When you transfer a file, for example, all you are really doing is sending a message telling the other machine what bits the file is made up of, and then that other machines creates a file that is just like the original - a copy, while the original still remains in the first machine. Nothing is even actually transferred.
If we apply this logic to consciousness, then to “transfer” your brain to a machine you will have to make a copy, which exist simultaneously with the original you. At that point in time, there will be two different instances of “you”; and in fact, from that point forward, the two instances will begin to create different memories and experience different things, thereby becoming two different identities.
I can’t find the name/source at the moment, but if you enumerate all turing machines and run them concurrently* you will find the optimal algorithm for your problem in O(1) and executed that.

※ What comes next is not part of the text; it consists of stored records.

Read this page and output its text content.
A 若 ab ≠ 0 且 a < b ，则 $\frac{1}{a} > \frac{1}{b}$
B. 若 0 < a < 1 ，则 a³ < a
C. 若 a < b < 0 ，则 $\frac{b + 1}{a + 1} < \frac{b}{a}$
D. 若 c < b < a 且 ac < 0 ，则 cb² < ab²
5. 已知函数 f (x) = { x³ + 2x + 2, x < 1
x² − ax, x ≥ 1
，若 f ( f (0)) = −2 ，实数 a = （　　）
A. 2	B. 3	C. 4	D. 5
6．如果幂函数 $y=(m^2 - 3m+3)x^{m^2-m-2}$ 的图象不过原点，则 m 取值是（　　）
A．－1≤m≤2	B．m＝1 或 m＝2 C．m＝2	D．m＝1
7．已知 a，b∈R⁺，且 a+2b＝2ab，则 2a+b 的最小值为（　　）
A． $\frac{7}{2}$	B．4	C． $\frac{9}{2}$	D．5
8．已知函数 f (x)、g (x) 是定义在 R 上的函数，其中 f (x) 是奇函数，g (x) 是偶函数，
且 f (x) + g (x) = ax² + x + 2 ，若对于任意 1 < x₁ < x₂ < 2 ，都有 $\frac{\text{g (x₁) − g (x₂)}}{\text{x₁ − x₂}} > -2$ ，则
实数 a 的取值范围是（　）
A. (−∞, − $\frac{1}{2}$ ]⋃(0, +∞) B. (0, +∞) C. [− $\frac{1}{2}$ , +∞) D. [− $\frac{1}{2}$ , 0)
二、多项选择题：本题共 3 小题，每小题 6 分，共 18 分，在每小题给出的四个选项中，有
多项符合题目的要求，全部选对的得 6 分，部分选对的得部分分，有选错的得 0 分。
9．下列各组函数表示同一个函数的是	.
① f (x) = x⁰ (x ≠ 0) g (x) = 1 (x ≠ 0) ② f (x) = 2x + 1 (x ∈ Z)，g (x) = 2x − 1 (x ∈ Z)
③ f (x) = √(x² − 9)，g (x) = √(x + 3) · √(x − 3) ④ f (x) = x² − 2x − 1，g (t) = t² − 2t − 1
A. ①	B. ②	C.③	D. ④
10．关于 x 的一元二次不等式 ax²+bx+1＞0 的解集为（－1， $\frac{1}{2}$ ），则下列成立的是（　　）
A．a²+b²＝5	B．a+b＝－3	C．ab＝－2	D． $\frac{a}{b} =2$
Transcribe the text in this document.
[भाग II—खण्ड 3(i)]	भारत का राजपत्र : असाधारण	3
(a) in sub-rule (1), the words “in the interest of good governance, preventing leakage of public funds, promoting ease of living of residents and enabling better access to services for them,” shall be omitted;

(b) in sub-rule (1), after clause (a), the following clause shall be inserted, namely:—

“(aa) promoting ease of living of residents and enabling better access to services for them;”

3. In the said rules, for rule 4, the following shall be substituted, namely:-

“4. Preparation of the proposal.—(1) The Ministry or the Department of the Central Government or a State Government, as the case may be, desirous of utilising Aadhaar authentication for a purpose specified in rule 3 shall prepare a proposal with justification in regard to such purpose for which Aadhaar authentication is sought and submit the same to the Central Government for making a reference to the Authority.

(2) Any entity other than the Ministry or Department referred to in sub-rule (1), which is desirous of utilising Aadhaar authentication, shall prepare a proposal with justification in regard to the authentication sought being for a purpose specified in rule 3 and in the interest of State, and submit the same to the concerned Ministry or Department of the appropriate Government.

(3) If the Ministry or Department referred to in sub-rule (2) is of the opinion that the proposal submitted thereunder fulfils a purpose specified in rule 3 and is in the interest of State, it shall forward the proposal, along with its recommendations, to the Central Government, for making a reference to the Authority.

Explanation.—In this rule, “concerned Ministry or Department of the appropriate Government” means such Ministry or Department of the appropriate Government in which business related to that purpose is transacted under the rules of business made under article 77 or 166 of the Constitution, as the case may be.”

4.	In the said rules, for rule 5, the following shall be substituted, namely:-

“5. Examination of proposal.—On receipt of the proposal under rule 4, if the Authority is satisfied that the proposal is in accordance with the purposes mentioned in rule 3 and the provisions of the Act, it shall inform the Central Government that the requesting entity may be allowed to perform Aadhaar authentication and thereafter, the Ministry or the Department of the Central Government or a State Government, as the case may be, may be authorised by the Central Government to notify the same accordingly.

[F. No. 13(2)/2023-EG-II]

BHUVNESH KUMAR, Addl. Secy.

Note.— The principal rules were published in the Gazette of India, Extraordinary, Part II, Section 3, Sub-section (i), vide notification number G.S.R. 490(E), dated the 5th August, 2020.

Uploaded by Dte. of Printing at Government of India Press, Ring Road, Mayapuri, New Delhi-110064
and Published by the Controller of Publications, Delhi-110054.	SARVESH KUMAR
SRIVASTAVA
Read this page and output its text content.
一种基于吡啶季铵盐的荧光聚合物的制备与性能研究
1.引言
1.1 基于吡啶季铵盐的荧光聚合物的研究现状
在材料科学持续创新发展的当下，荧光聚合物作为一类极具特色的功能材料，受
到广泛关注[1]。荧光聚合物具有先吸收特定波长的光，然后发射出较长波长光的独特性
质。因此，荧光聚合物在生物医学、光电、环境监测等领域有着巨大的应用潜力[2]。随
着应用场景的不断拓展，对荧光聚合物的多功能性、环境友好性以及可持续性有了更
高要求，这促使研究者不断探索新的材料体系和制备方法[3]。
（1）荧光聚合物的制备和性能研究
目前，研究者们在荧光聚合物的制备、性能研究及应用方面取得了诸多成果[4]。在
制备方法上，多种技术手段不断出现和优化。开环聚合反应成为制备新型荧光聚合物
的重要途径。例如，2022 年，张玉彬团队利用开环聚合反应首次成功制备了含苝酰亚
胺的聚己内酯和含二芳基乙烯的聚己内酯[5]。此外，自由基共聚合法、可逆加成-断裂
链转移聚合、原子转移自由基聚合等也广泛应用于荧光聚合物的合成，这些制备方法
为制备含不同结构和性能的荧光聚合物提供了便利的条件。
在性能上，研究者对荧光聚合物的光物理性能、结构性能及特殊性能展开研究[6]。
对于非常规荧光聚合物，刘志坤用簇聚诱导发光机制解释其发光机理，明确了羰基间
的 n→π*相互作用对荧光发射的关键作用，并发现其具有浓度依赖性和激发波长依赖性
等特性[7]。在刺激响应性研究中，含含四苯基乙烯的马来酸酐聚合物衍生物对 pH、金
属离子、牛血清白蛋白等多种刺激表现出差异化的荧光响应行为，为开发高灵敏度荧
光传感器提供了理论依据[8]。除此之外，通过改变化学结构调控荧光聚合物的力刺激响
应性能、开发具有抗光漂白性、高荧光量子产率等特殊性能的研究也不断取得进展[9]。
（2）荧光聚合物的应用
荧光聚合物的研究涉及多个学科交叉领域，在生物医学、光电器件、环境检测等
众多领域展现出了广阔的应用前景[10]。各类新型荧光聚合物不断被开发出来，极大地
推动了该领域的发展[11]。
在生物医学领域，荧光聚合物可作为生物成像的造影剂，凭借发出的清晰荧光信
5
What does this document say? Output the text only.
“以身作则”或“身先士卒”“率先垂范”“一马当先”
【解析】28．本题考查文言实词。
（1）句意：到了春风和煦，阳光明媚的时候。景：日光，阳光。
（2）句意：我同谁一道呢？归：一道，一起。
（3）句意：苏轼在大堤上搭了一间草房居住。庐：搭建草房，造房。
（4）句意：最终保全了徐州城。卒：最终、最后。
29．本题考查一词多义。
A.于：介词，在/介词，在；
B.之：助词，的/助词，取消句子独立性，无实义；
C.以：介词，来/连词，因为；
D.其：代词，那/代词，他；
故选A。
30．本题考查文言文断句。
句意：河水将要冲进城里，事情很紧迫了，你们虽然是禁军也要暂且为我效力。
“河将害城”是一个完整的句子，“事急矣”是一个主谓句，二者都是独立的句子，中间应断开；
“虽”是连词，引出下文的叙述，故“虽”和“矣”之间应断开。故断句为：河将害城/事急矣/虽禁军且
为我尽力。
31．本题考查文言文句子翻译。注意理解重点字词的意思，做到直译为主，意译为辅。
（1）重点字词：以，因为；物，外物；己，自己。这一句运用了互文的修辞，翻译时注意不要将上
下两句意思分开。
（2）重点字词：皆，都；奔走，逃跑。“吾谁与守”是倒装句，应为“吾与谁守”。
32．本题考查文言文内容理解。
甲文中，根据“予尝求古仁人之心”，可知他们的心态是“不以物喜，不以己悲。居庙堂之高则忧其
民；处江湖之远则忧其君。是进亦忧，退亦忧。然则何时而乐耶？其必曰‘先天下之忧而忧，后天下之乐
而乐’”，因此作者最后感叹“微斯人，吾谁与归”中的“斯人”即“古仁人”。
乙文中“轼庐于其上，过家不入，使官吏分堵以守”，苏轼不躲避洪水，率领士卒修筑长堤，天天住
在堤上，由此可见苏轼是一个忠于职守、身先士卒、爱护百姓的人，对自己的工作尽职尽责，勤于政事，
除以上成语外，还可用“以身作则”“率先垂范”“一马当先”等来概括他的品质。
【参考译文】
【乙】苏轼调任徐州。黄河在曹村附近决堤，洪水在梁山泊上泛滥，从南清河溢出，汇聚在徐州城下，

To my knowledge the algorithm is so inefficient on small input that it takes hours to solve integer addition.
You run the first turing machine one step, than the first two one additional step, that the first tree… This allows you to run an unlimited amount of TMs an unlimited amount of steps.
How do you mean? You can’t type a word without using it in a word processor. Once the word is typed out it’s been used. Variables need to be declared then used so 2 separate steps.
What do you mean? Variables do not necessarily need to be used, you can allocate memory for some value and initialise it but then simply don’t do anything with it.
True, he is sitting at a terminal - but it appears to be connected to an IBM 5150 or similar. So maybe not so dumb!
Looking at the rest of things more carefully - very likely a 5150, if not definitely. Iconic and hugely popular PC for its era, so it would make sense for sure.